Measures of Distribution

  • Range: difference between the largest and smallest values of a data set. Heavily affected by presence of data outliers. Standard deviation can be approximated as ¼ * range
  • Interquartile Range: The third quartile minus the first quartile
    • Quartiles: divide data into groups that comprise one-fourth of the entire data set.
      • To calculate position of first quartile: sort data in ascending order and multiply n by 1/4
      • If this is a whole number, the quartile is the mean of the value at this position and the next highest position
      • If this is a decimal, round up to the next whole number and take that as the quartile position.
      • For 3rd quartile, multiply n by 3/4. Do same process as first quartile.
    • Outliers are those points that fall outside of 1.5*IQR
  • Standard Deviation:
    • If data point falls more than three standard deviations from the mean, it is considered an outlier.
    • On a normal distribution: 68-95-99 rule applies.
  • Outliers: usually results from one of three causes:
    • True statistical anomaly
    • A measurement error
    • Distribution is not approximated by a normal distribution.

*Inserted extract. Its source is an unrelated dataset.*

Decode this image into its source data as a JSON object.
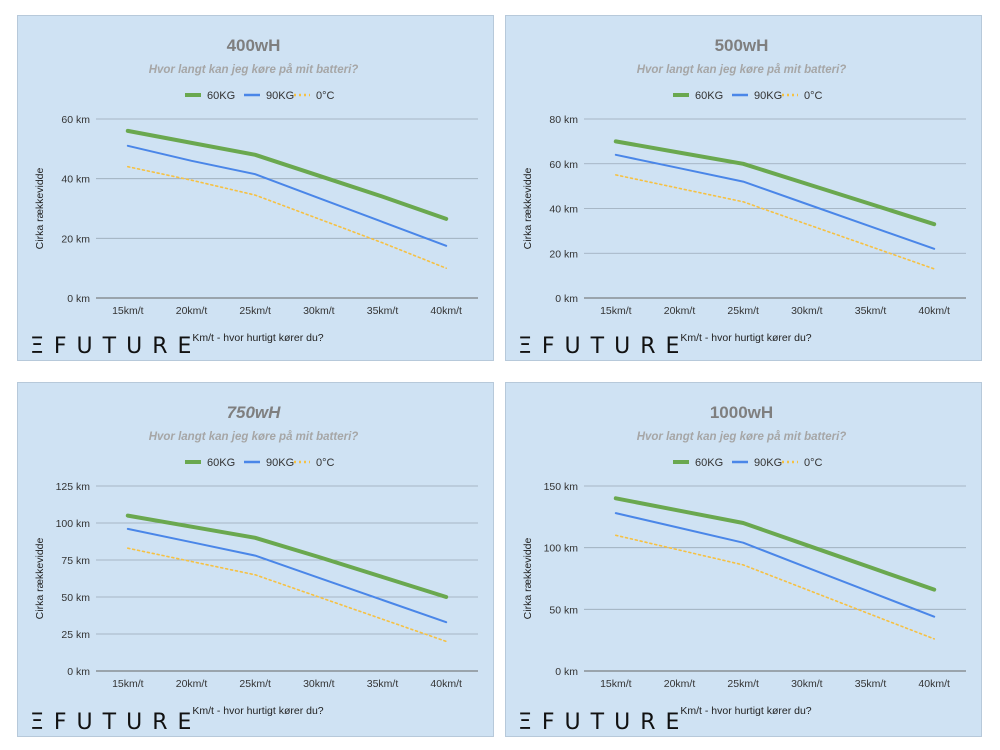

  • Mutually Exclusive Outcomes: cannot occur at the same time
  • Exhaustive set of outcomes: no other possible outcomes.


  • For independent events, probability of two or more events occurring at the same time is the product of their probabilities alone
  • The probability of at least one of two events occurring is equal to the sum of their initial probabilities minus the probability that will both occur.

Statistical Testing

Hypothesis Testing
  • Null Hypothesis: hypothesis of equivalence, says that two populations are equal.
  • Alternative Hypothesis: non-direction (not equal) or direction (greater than or less than)
  • Z-tests or t-tests are commonly used tests. Test Statistic is calculated form collected data, and compared to a table in order to determine the likelihood that the statistic was obtained by random choice. This likelihood is known as the p-value.
  • If p-value > level of significance (usually 0.05) then the null hypothesis cannot be rejected.
    • When null is rejected, results are statistically significant since there is a difference between the two groups.
    • Level of significance is the level of risk that is accepted for incorrectly rejecting the null hypothesis. Also known as a type I error.
    • Type I Error: Likelihood that we report a difference between the two population when one does not actually exist
    • Type II Error: incorrectly fail to reject the null hypothesis. When no difference is reported when there actually is one. (b)
    • Power: the probability of correctly rejecting the null hypothesis: 1-b
    • Confidence: the probability of correctly failing to reject the null hypothesis when no difference exists.
Ho True
(no difference)
Ha true
(difference exists)
Reject HoType I error (a)Power (1-B)
Fail to Reject HoConfidenceType II error (B)

Confidence Intervals
  • Reverse of hypothesis testing, start off with a desired confidence (usually 95%) and use a table to find corresponding Z/t values. Scores are then multiplied by standard deviation and then added/subtracted from the mean

Charts, Graphs, and Tables

Types of Charts
  • Pie/Circle Charts: represent relative amounts of entities. Loses impact as number of categories increases.
  • Bar Charts and Histograms: Bar charts are used for categorical data, while histograms are for numerical data.
  • Box Plots: used to show the range, median, quartiles and outliers for a set of data. Box-and-whisker is a labeled box plot.
    • Box: bounded by Q1 and Q3, Q2 is the line in the middle (median).
    • End of Whiskers: largest and smallest values in the data set that are not outliers.
  • Maps: data is demonstrated geographically

Graphs and Axes
  • Linear Graphs: can be linear, parabolic, exponential or logarithmic
  • Axes of a linear graph will have units that occupy the same amount of space
  • Semilog and Log-Log Graphs: changes are made to one or both of the axis ratio’s.

Applying Data

  • Correlation refers to a connection – direction relationship, inverse relationship, etc. – between data. This does not imply causation.